If \( f(x) = \cos x - \sin x \), and \( x \in \left( \frac{\pi}{4}, \frac{\pi}{2} \right) \), then \( f' \left( \frac{\pi}{3} \right) \) is equal to:

• A. \( \sqrt{3} + 1 \)
• B. \( \frac{\sqrt{3} + 1}{4} \)
• C. \( \frac{\sqrt{3} + 1}{2} \)
• D. \( \frac{\sqrt{3} - 1}{2} \)
• E. \( \frac{\sqrt{3} - 1}{4} \)

Hint:

For derivatives involving trigonometric functions, remember that the derivative of \( \cos x \) is \( -\sin x \), and the derivative of \( \sin x \) is \( \cos x \).
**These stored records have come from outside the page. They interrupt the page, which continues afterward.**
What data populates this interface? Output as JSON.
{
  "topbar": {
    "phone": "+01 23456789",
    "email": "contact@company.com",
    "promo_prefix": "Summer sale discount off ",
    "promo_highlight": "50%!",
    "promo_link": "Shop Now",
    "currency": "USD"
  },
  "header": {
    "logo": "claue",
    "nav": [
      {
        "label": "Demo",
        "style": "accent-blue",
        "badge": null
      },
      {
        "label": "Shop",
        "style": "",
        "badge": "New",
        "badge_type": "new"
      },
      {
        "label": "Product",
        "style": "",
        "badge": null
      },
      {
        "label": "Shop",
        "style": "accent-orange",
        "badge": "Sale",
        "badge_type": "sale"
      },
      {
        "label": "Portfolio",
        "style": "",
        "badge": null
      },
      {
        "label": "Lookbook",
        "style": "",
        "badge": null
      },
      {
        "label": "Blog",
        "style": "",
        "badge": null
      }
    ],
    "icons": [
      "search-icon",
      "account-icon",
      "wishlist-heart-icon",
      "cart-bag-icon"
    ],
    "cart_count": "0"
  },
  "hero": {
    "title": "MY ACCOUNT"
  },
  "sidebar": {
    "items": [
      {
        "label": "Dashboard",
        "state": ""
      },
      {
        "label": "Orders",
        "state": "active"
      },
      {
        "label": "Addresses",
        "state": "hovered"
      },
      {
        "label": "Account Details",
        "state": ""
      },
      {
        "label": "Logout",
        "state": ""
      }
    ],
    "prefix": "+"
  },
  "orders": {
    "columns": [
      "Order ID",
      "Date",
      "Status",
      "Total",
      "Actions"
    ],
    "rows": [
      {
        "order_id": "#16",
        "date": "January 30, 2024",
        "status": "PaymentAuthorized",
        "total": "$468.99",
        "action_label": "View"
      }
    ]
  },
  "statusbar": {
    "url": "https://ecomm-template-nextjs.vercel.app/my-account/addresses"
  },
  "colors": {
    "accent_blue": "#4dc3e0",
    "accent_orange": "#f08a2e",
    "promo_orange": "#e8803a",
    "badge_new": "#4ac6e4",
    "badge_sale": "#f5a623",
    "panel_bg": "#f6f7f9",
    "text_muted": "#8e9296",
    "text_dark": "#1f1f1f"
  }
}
Substitute these standard derivatives and evaluate using known trigonometric values.

Answer 1

The Correct Option is C

First, find the derivative of \( f(x) = \cos x - \sin x \): \[ f'(x) = -\sin x - \cos x \] Now, substitute \( x = \frac{\pi}{3} \) into the derivative: \[ f' \left( \frac{\pi}{3} \right) = -\sin \left( \frac{\pi}{3} \right) - \cos \left( \frac{\pi}{3} \right) \] Using the known values \( \sin \left( \frac{\pi}{3} \right) = \frac{\sqrt{3}}{2} \) and \( \cos \left( \frac{\pi}{3} \right) = \frac{1}{2} \), we get: \[ f' \left( \frac{\pi}{3} \right) = -\frac{\sqrt{3}}{2} - \frac{1}{2} \] \[ f' \left( \frac{\pi}{3} \right) = -\frac{\sqrt{3} + 1}{2} \] Thus, the correct answer is \( \boxed{\frac{\sqrt{3} + 1}{2}} \), as it matches the given options.